When conducting ex vivo autoradiography it is important to pick an optimal time-point for euthanasia after injection, to ensure high signal-to-background in region(s) of interest. Thirty minutes post-injection was chosen for [11C]DPA-713 autoradiography using data acquired during dynamic PET imaging -i.e., the in vivo dynamic TACs as a guide, while also considering the short half-life of C-11 and the time involved to section and expose the brain tissue after extraction. Considering this, [11C]DPA-713 autoradiography must be performed on a separate cohort of mice to allow for injection of a higher [11C]DPA-713 dose and a 30 minute time-point for perfusion and euthanasia under anesthesia. Performing a small in vivo PET pilot study with a 3-4 mice prior to conducting ex vivo autoradiography will be helpful for determining the optimal time point for autoradiography. An additional consideration for ex vivo autoradiography is whether to recover the mice after injection or keep them anesthetized until euthanasia. Keeping them anesthetized mimics the conditions of the scan and ensures the radiotracer distribution or excretion kinetics are not altered by recovery. Furthermore, this prevents additional stress on the mice by avoiding recovery and subsequent induction. Finally, a useful addition to the ex vivo protocol would be to assess the regional damage in the brain slices used for autoradiography via immunohistochemical staining (after radioactive decay) to generate a high-resolution image of infarct location and volume.

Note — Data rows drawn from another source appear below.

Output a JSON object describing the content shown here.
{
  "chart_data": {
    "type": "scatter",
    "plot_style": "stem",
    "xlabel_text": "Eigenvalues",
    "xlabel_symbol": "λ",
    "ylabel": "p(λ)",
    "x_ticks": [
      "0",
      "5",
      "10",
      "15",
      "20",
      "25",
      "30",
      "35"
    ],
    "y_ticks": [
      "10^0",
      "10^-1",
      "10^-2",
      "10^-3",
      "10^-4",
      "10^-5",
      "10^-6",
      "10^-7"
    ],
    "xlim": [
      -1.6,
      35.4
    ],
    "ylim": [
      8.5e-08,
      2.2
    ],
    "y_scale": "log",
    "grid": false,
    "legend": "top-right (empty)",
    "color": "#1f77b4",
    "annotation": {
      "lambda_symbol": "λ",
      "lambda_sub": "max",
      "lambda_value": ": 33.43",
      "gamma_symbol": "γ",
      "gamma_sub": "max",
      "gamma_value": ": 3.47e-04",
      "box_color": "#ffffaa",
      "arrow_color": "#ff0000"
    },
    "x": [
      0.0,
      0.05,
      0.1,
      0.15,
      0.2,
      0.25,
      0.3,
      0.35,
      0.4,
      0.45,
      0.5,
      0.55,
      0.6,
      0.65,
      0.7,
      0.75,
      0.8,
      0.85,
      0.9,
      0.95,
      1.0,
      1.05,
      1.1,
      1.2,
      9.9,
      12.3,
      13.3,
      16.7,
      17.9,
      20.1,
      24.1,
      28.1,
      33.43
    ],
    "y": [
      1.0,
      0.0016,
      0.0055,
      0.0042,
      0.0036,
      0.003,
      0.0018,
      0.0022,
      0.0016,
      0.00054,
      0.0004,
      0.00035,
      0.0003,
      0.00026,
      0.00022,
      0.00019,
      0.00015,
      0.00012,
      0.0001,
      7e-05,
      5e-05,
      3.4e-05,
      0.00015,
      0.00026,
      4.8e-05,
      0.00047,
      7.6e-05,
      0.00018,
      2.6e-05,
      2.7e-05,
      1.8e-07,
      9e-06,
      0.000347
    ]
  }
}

As there are limitations with the use of a C-11 based tracer, this protocol can easily be modified for use with a F-18 (half-life of 109.77 min) based TSPO tracer, which may be more applicable to locations without an on-site cyclotron. Additionally, this protocol describes the use of a 4-mouse imaging set-up. Although this high throughput method is optimal when using a C-11 tracer, this protocol may also be modified for those using single mouse imaging beds. Careful planning and consistent training in the techniques outlined in this protocol will lead to the generation of a wealth of data using [11C]DPA-713, which can easily be applied to probe the role of neuroinflammation in disease manifestation and progression in other rodent models of neurological disorders. Moreover, this technique could be used to assess the in vivo response to immunomodulatory therapeutics targeted at microglia/macrophages.